Un prólogo tal vez cumpla la vaga función hermenéutica de acercar dos horizontes supuestamente lejanos –el escritor, el lector y, en medio de ellos, un pequeño cisma cultural y lingüístico–. El libro de Leyshon, sin embargo, es tal vez más cercano a nosotros de lo que parecería a primera vista. Para empezar, la realidad que retrata y los temas que explora están vigentes, si bien tienen ahora otros nombres y están geográficamente localizados en lugares muy distintos al que se visita en esta historia. Por otro lado, tal vez este libro sea más cercano a cierta tradición de novelas escritas en español que los lectores  hispanoparlantes venimos leyendo desde hace décadas. Está escrito sin las concesiones que la gran mayoría de las novelas anglosajonas actuales hacen a sus lectores. No se encontrará aquí una historia bien empacada y lista para llevar; no se verán las piruetas idiomáticas que se aprenden y reproducen en las escuelas y talleres de escritura creativa; no se leerá aquí un producto más puesto en circulación por los grandes rumores transnacionales del sistema de estrellato editorial.

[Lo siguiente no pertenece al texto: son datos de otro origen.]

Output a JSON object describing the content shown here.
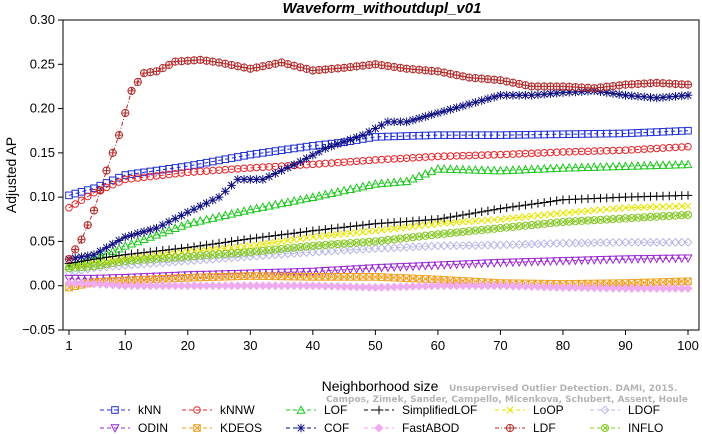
{
  "chart_data": {
    "type": "line",
    "title": "Waveform_withoutdupl_v01",
    "xlabel": "Neighborhood size",
    "ylabel": "Adjusted AP",
    "xlim": [
      1,
      100
    ],
    "ylim": [
      -0.05,
      0.3
    ],
    "xticks": [
      "1",
      "10",
      "20",
      "30",
      "40",
      "50",
      "60",
      "70",
      "80",
      "90",
      "100"
    ],
    "yticks": [
      "−0.05",
      "0.00",
      "0.05",
      "0.10",
      "0.15",
      "0.20",
      "0.25",
      "0.30"
    ],
    "watermark": [
      "Unsupervised Outlier Detection. DAMI, 2015.",
      "Campos, Zimek, Sander, Campello, Micenkova, Schubert, Assent, Houle"
    ],
    "legend_position": "bottom",
    "series": [
      {
        "name": "kNN",
        "color": "#1f2fd6",
        "marker": "square",
        "dash": "dash",
        "points": [
          [
            1,
            0.102
          ],
          [
            5,
            0.11
          ],
          [
            10,
            0.125
          ],
          [
            20,
            0.135
          ],
          [
            30,
            0.148
          ],
          [
            40,
            0.158
          ],
          [
            45,
            0.162
          ],
          [
            50,
            0.168
          ],
          [
            60,
            0.17
          ],
          [
            70,
            0.17
          ],
          [
            80,
            0.171
          ],
          [
            90,
            0.172
          ],
          [
            100,
            0.175
          ]
        ]
      },
      {
        "name": "kNNW",
        "color": "#e6252a",
        "marker": "circle",
        "dash": "dash",
        "points": [
          [
            1,
            0.088
          ],
          [
            5,
            0.105
          ],
          [
            10,
            0.12
          ],
          [
            20,
            0.128
          ],
          [
            30,
            0.133
          ],
          [
            40,
            0.137
          ],
          [
            50,
            0.142
          ],
          [
            60,
            0.146
          ],
          [
            70,
            0.148
          ],
          [
            80,
            0.151
          ],
          [
            90,
            0.153
          ],
          [
            100,
            0.157
          ]
        ]
      },
      {
        "name": "LOF",
        "color": "#1ec81e",
        "marker": "triangle",
        "dash": "dash",
        "points": [
          [
            1,
            0.022
          ],
          [
            5,
            0.03
          ],
          [
            10,
            0.045
          ],
          [
            20,
            0.07
          ],
          [
            30,
            0.086
          ],
          [
            40,
            0.1
          ],
          [
            50,
            0.115
          ],
          [
            55,
            0.118
          ],
          [
            60,
            0.132
          ],
          [
            70,
            0.13
          ],
          [
            80,
            0.133
          ],
          [
            90,
            0.135
          ],
          [
            100,
            0.137
          ]
        ]
      },
      {
        "name": "SimplifiedLOF",
        "color": "#000000",
        "marker": "plus",
        "dash": "dash",
        "points": [
          [
            1,
            0.025
          ],
          [
            5,
            0.03
          ],
          [
            10,
            0.035
          ],
          [
            20,
            0.043
          ],
          [
            30,
            0.053
          ],
          [
            40,
            0.062
          ],
          [
            50,
            0.07
          ],
          [
            60,
            0.075
          ],
          [
            70,
            0.087
          ],
          [
            80,
            0.097
          ],
          [
            90,
            0.1
          ],
          [
            100,
            0.102
          ]
        ]
      },
      {
        "name": "LoOP",
        "color": "#e6e600",
        "marker": "x",
        "dash": "dash",
        "points": [
          [
            1,
            0.02
          ],
          [
            5,
            0.025
          ],
          [
            10,
            0.03
          ],
          [
            20,
            0.038
          ],
          [
            30,
            0.045
          ],
          [
            40,
            0.055
          ],
          [
            50,
            0.062
          ],
          [
            60,
            0.07
          ],
          [
            70,
            0.075
          ],
          [
            80,
            0.082
          ],
          [
            90,
            0.088
          ],
          [
            100,
            0.09
          ]
        ]
      },
      {
        "name": "LDOF",
        "color": "#b8b8e6",
        "marker": "diamond",
        "dash": "dash",
        "points": [
          [
            1,
            0.015
          ],
          [
            5,
            0.02
          ],
          [
            10,
            0.023
          ],
          [
            20,
            0.028
          ],
          [
            30,
            0.033
          ],
          [
            40,
            0.038
          ],
          [
            50,
            0.042
          ],
          [
            60,
            0.045
          ],
          [
            70,
            0.046
          ],
          [
            80,
            0.048
          ],
          [
            90,
            0.049
          ],
          [
            100,
            0.049
          ]
        ]
      },
      {
        "name": "ODIN",
        "color": "#9a28d2",
        "marker": "tri-down",
        "dash": "dash",
        "points": [
          [
            1,
            0.008
          ],
          [
            5,
            0.008
          ],
          [
            10,
            0.009
          ],
          [
            20,
            0.012
          ],
          [
            30,
            0.014
          ],
          [
            40,
            0.016
          ],
          [
            50,
            0.02
          ],
          [
            60,
            0.023
          ],
          [
            70,
            0.026
          ],
          [
            80,
            0.028
          ],
          [
            90,
            0.03
          ],
          [
            100,
            0.031
          ]
        ]
      },
      {
        "name": "KDEOS",
        "color": "#f0a01e",
        "marker": "boxx",
        "dash": "dash",
        "points": [
          [
            1,
            -0.002
          ],
          [
            5,
            0.004
          ],
          [
            10,
            0.006
          ],
          [
            20,
            0.009
          ],
          [
            30,
            0.011
          ],
          [
            40,
            0.01
          ],
          [
            50,
            0.01
          ],
          [
            60,
            0.007
          ],
          [
            70,
            0.003
          ],
          [
            80,
            0.002
          ],
          [
            90,
            0.003
          ],
          [
            100,
            0.005
          ]
        ]
      },
      {
        "name": "COF",
        "color": "#0f0f82",
        "marker": "star",
        "dash": "dash",
        "points": [
          [
            1,
            0.03
          ],
          [
            5,
            0.035
          ],
          [
            10,
            0.055
          ],
          [
            15,
            0.065
          ],
          [
            20,
            0.083
          ],
          [
            25,
            0.1
          ],
          [
            28,
            0.12
          ],
          [
            32,
            0.12
          ],
          [
            38,
            0.14
          ],
          [
            42,
            0.155
          ],
          [
            48,
            0.17
          ],
          [
            52,
            0.185
          ],
          [
            55,
            0.185
          ],
          [
            60,
            0.195
          ],
          [
            65,
            0.205
          ],
          [
            70,
            0.215
          ],
          [
            75,
            0.215
          ],
          [
            80,
            0.218
          ],
          [
            85,
            0.22
          ],
          [
            90,
            0.215
          ],
          [
            95,
            0.212
          ],
          [
            100,
            0.215
          ]
        ]
      },
      {
        "name": "FastABOD",
        "color": "#f0aaf0",
        "marker": "diamond-filled",
        "dash": "dash",
        "points": [
          [
            1,
            0.003
          ],
          [
            5,
            0.002
          ],
          [
            10,
            0.0
          ],
          [
            20,
            0.0
          ],
          [
            30,
            0.0
          ],
          [
            40,
            0.0
          ],
          [
            50,
            -0.002
          ],
          [
            60,
            0.0
          ],
          [
            70,
            0.0
          ],
          [
            80,
            -0.002
          ],
          [
            90,
            -0.003
          ],
          [
            100,
            -0.003
          ]
        ]
      },
      {
        "name": "LDF",
        "color": "#b42a2a",
        "marker": "circle-plus",
        "dash": "dashdot",
        "points": [
          [
            1,
            0.03
          ],
          [
            3,
            0.052
          ],
          [
            5,
            0.085
          ],
          [
            7,
            0.13
          ],
          [
            9,
            0.17
          ],
          [
            11,
            0.22
          ],
          [
            13,
            0.24
          ],
          [
            15,
            0.242
          ],
          [
            18,
            0.253
          ],
          [
            22,
            0.255
          ],
          [
            25,
            0.252
          ],
          [
            30,
            0.245
          ],
          [
            35,
            0.252
          ],
          [
            40,
            0.243
          ],
          [
            45,
            0.246
          ],
          [
            50,
            0.25
          ],
          [
            55,
            0.245
          ],
          [
            60,
            0.242
          ],
          [
            65,
            0.235
          ],
          [
            70,
            0.232
          ],
          [
            75,
            0.225
          ],
          [
            80,
            0.225
          ],
          [
            85,
            0.223
          ],
          [
            90,
            0.227
          ],
          [
            95,
            0.229
          ],
          [
            100,
            0.227
          ]
        ]
      },
      {
        "name": "INFLO",
        "color": "#88c828",
        "marker": "circle-x",
        "dash": "dash",
        "points": [
          [
            1,
            0.02
          ],
          [
            5,
            0.022
          ],
          [
            10,
            0.028
          ],
          [
            20,
            0.033
          ],
          [
            30,
            0.038
          ],
          [
            40,
            0.045
          ],
          [
            50,
            0.05
          ],
          [
            60,
            0.058
          ],
          [
            70,
            0.065
          ],
          [
            80,
            0.072
          ],
          [
            90,
            0.076
          ],
          [
            100,
            0.08
          ]
        ]
      }
    ]
  }
}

Lo que sí hay, y lo digo sin temor a la hipérbole irresponsable, es un libro escrito con la urgencia palpitante de un pequeño clásico –pequeño, por lo compacto y concentrado de su universo– y una historia poderosa que desciende al bajo fondo de una vida que se disolvió en la escritura y que sólo puede recobrarse en el silencio de nuestra lectura. Un silencio largo, estremecido y lleno de rabia. Pero también, un silencio esperanzado y lleno de admiración.